Koncepcja Elbit Systems opiera się na technologii opracowanej dla myśliwców wielozadaniowych piątej generacji F-35. Pojazd opancerzony lub czołg przyszłości, zdaniem Elbita, jest kontrolowany przez dwóch myśliwców w hełmach Iron Vision: pozwalają one kontrolować oba czołg, i jego bronie, w tym rozpoznawczych i uderzeniowych bezzałogowych statków powietrznych. Podobnie jak w przypadku F-35, hełm sprawia, że czołg jest „przezroczysty” dla załogi. W zarządzanie czołgiem zaangażowany jest również system sztucznej inteligencji (AI).
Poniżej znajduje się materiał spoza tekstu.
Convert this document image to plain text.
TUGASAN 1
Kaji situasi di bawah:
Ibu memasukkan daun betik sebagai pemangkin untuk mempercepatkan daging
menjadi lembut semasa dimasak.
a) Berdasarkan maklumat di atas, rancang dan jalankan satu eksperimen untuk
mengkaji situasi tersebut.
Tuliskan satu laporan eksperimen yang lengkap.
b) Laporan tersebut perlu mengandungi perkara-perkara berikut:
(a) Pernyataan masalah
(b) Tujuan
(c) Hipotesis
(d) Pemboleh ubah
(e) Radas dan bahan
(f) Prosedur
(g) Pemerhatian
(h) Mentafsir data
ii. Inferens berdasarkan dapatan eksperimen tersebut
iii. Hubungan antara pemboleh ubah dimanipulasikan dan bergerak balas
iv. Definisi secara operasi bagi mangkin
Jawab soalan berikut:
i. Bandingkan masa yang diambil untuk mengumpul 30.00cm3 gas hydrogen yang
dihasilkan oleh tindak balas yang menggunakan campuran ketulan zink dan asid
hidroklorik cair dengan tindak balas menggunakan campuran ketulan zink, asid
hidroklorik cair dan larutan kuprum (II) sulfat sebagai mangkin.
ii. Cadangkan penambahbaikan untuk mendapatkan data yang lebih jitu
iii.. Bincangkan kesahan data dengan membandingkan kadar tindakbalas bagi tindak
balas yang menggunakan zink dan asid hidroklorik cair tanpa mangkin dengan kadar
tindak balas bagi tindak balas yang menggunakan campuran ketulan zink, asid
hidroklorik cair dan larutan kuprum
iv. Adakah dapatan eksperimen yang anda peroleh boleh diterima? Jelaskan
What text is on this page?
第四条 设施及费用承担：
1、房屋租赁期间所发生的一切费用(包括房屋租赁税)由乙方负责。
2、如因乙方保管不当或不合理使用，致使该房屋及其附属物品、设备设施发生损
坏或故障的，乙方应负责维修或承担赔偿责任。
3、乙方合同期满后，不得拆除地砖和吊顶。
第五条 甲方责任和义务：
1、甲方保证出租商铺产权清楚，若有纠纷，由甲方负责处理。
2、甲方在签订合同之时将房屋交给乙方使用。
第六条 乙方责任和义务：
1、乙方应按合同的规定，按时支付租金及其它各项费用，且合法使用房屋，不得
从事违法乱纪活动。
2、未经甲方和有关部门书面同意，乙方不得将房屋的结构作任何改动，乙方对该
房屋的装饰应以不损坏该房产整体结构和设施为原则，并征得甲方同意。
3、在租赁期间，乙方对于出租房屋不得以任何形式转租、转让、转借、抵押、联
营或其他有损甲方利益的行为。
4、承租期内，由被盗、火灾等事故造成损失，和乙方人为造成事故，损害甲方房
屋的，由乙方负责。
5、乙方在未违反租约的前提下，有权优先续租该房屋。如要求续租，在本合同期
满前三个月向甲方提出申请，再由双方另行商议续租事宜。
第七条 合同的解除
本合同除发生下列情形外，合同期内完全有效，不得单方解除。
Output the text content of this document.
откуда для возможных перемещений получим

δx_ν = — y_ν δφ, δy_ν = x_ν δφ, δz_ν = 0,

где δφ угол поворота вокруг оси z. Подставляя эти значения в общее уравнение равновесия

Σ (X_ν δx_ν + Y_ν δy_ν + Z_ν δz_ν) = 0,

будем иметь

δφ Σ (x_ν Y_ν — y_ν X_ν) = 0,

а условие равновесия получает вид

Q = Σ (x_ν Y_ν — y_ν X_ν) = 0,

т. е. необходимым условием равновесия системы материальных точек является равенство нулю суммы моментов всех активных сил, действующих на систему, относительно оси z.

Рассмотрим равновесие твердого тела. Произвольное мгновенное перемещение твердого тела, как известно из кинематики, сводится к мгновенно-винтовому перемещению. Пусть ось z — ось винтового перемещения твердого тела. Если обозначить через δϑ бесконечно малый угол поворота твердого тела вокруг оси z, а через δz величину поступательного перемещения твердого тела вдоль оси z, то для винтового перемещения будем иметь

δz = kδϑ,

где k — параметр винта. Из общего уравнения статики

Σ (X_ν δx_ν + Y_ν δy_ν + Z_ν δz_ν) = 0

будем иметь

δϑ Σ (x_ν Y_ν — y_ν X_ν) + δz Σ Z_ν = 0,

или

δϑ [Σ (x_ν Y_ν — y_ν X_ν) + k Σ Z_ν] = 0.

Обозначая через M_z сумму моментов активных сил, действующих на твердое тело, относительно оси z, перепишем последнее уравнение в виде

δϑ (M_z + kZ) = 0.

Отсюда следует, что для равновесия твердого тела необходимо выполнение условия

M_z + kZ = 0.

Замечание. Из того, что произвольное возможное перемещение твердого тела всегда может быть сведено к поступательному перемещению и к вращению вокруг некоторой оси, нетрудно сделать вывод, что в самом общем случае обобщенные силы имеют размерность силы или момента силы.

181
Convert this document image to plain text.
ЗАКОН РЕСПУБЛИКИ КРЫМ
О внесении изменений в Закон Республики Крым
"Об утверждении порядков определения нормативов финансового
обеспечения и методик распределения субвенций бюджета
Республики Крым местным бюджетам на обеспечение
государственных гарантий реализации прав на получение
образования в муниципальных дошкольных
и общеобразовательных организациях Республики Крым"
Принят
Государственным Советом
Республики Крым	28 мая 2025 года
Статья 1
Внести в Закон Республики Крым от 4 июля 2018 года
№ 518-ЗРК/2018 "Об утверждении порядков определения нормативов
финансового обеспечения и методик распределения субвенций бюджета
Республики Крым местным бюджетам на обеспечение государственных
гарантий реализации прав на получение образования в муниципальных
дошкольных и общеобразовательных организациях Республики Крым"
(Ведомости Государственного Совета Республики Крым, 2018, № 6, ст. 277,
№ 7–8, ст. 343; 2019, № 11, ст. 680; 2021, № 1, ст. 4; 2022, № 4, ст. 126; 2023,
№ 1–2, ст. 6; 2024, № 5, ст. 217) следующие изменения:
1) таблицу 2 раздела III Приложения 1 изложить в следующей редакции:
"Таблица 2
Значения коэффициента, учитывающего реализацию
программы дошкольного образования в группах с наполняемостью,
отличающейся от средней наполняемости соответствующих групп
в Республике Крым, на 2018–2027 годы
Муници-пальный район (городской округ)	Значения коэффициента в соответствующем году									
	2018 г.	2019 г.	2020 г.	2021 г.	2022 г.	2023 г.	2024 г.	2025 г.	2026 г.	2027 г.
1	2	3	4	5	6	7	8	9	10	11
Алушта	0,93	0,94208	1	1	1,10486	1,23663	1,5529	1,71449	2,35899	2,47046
Z kolei firma Rafael wdrożyła koncepcję „przezroczystego kokpitu”, dającego widok 360° bez kasków. Załoga otrzymuje informacje i steruje maszyną za pomocą nowoczesnych ekranów dotykowych. Rozwój Rafaela obejmuje szereg najnowszych osiągnięć firmy, w tym system komunikacji BNET i KAZ Trophy, ppk Spyke, system monitorowania stanu czołgów oraz szereg innych technologii. Technologie kontrolowane są przez system AI, dzięki któremu czołg jest w stanie wykryć i zneutralizować kilka celów jednocześnie.
Z kolei IAI zaproponowało koncepcję opartą na dostępnej już technologii pojazdów bezzałogowych, która jest szeroko stosowana zarówno w IDF, jak i na świecie. System Carmel od tego koncernu przypomina trochę grę wideo. Do sterowania wykorzystywany jest panoramiczny ekran i joystick, aktywnie zaangażowana jest sztuczna inteligencja i automatyczny wybór celu. Sztuczna inteligencja identyfikuje najistotniejsze zagrożenia, pomaga uwydatnić najważniejsze napływające informacje i jest w stanie samodzielnie sterować pojazdem w trudnej sytuacji bojowej.
Elementy wykorzystane w demonstratorach technologii zostały zamontowane na starych platformach M113 BTR. Jednak według służby prasowej IDF, oczekuje się, że przynajmniej część z nich zostanie wdrożona w projekcie nowej wersji czołgu Merkava 4 Barak - powinien on zjechać z taśmy montażowej w ciągu najbliższych trzech lat.